With a planned height of 190m, and 54 floors, elite residential colonies in Delhi will soon have to measure up to Raheja Phoenix, the capital's tallest building.
The developers sound bullish about skyscrapers. R K Arora, CMD of Supertech, which is building the 255-metre, 60-storey North Eye project in Noida's Sector 74, says, "The trend has always been popular in Mumbai but is now catching on in north India. We are going to launch another high-rise project soon in Sector 94." Says Raheja Developers' chairman Navin Raheja, "Community living will become a part of life in India soon, with condominiums becoming the norm. It's time we capitalized on the trend in Delhi as well." His company has plans for another skyscraper project in the NCR: the 57-storey Revanta in Gurgaon. Another company, Ireo, recently announced it will build a 51-floor project, Victory Valley, in Gurgaon. Is it a lasting trend? With rates starting around Rs 8,800 per sq ft, these apartments are by no means cheap, but Magazine says regulatory hurdles and poor infrastructure, not price, could hobble the trend. "FAR (floor area ratio) restrictions mean that you pay more if you go vertical, as compared to the same FAR nearer ground. The ratio needs to be addressed to allow really tall buildings to come up in Delhi," he says, adding that sanitation and traffic issues also need to be addressed to promote high-density living in towers.

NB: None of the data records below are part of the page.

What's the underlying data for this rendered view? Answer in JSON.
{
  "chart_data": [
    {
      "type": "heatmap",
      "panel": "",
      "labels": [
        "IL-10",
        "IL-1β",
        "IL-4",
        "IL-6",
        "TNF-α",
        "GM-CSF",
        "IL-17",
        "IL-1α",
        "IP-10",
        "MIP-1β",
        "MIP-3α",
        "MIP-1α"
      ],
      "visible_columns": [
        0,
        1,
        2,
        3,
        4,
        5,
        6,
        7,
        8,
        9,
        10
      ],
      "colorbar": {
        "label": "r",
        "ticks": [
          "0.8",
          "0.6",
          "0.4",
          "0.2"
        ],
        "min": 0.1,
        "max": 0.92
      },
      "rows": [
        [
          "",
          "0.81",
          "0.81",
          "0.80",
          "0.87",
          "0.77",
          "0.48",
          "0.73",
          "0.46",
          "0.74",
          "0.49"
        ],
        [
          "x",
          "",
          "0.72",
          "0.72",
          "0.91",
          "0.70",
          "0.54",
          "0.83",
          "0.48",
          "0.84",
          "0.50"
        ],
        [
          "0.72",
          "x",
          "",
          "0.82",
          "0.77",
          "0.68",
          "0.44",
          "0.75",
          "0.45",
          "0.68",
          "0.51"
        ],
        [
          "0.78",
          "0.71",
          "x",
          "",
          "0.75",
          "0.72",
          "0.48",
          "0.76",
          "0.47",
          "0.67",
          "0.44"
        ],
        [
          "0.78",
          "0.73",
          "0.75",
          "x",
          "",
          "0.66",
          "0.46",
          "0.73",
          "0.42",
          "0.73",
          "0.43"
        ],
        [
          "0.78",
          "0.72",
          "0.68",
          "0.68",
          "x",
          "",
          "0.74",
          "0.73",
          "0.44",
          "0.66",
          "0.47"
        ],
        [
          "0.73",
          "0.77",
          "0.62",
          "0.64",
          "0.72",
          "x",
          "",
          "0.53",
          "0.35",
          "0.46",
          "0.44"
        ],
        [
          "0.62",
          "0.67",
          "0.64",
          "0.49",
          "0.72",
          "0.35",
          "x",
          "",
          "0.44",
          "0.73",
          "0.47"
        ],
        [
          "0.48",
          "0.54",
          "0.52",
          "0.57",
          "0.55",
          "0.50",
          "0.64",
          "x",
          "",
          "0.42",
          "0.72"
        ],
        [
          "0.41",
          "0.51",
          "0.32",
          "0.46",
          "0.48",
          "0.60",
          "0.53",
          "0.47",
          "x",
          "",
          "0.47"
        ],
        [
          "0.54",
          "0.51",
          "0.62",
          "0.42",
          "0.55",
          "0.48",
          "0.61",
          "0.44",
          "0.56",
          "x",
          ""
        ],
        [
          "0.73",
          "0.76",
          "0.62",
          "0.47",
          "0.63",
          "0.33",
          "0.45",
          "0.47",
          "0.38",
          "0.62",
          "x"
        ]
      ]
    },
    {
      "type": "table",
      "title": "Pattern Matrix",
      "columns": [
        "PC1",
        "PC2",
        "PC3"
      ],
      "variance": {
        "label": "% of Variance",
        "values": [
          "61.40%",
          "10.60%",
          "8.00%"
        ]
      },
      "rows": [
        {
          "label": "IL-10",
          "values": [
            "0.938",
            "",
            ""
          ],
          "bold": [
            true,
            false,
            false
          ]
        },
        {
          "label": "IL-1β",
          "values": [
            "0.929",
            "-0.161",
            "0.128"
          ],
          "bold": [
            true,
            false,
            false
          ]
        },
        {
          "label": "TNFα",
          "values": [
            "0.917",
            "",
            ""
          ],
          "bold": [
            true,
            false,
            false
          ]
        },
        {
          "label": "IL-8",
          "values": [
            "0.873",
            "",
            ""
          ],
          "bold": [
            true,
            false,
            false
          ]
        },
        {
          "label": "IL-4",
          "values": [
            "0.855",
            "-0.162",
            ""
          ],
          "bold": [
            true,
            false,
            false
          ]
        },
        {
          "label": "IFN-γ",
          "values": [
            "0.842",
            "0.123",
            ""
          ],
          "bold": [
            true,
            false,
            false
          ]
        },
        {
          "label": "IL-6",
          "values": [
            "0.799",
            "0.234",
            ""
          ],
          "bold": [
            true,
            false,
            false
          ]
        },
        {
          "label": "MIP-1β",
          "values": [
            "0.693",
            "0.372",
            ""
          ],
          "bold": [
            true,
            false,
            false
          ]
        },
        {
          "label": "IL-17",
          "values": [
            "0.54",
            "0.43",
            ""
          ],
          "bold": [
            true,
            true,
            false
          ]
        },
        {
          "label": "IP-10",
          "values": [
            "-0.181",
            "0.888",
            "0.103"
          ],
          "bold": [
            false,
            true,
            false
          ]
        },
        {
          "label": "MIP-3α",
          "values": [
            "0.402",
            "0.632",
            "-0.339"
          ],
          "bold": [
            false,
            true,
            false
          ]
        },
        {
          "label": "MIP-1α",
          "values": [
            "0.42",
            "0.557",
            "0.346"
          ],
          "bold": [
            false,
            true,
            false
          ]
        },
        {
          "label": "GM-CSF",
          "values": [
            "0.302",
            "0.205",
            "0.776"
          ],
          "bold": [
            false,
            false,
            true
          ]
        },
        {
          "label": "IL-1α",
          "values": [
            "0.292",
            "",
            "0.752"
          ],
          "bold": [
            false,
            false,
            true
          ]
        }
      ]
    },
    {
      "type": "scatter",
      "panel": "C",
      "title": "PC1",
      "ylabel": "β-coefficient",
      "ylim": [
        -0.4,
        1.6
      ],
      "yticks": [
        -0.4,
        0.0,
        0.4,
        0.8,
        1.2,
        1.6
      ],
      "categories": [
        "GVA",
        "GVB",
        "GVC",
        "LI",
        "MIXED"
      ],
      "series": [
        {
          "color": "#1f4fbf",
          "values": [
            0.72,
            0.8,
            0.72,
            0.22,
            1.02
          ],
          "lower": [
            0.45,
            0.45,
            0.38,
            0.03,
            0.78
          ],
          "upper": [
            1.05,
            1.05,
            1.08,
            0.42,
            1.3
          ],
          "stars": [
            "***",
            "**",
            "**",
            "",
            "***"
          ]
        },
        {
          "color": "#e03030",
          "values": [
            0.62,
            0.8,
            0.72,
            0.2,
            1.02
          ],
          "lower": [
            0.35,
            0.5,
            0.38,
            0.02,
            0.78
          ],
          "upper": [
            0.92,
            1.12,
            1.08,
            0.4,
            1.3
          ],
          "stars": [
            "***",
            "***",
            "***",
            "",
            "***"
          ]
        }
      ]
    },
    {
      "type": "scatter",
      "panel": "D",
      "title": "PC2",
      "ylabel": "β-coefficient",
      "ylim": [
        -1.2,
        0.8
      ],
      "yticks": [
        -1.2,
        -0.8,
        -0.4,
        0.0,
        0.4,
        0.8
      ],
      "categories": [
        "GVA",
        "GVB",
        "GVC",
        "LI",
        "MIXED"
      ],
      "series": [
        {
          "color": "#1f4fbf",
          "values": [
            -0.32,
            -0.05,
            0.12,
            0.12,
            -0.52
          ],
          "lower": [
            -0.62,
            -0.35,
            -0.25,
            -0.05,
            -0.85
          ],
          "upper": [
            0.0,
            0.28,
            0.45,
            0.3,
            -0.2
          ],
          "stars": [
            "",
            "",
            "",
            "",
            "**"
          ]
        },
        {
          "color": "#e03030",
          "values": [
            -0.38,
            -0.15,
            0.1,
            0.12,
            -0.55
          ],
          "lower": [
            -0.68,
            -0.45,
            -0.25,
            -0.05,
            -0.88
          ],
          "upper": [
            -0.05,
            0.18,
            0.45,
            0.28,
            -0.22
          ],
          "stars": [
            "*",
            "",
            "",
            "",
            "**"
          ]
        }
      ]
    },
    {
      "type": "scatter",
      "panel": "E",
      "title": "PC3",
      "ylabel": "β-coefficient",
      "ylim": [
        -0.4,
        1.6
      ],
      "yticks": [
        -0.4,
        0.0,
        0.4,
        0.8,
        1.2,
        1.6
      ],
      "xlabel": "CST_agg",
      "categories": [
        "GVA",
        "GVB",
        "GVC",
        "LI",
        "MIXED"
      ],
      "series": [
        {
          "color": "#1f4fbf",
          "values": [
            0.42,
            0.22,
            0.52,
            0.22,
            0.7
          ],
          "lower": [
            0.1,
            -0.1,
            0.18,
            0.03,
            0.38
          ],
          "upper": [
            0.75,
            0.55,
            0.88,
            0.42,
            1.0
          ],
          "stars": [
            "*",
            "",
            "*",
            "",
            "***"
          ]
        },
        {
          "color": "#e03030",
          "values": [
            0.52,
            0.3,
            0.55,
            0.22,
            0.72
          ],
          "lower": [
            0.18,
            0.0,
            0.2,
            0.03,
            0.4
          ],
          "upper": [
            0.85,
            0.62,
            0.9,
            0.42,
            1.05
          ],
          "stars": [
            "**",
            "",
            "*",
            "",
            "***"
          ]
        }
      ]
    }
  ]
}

While the Phoenix project will be remembered as a milestone in Delhi's vertical rise, it will not pitchfork the city into Mumbai's league where several buildings taller than 200 metres are under construction. But the Delhi project can draw some solace by association, as it is a joint venture with the company that built the world's tallest building: the Burj Khalifa in Dubai. It also exceeds the city's currently tallest building - the 112-metre Civic Centre - by more than a Qutb Minar's length. Housing residential, retail and commercial structures across 14 acres, the Phoenix is one of DDA's few public-private partnership success stories. The project will also create 2,800 dwelling units for the slum dwellers it has displaced.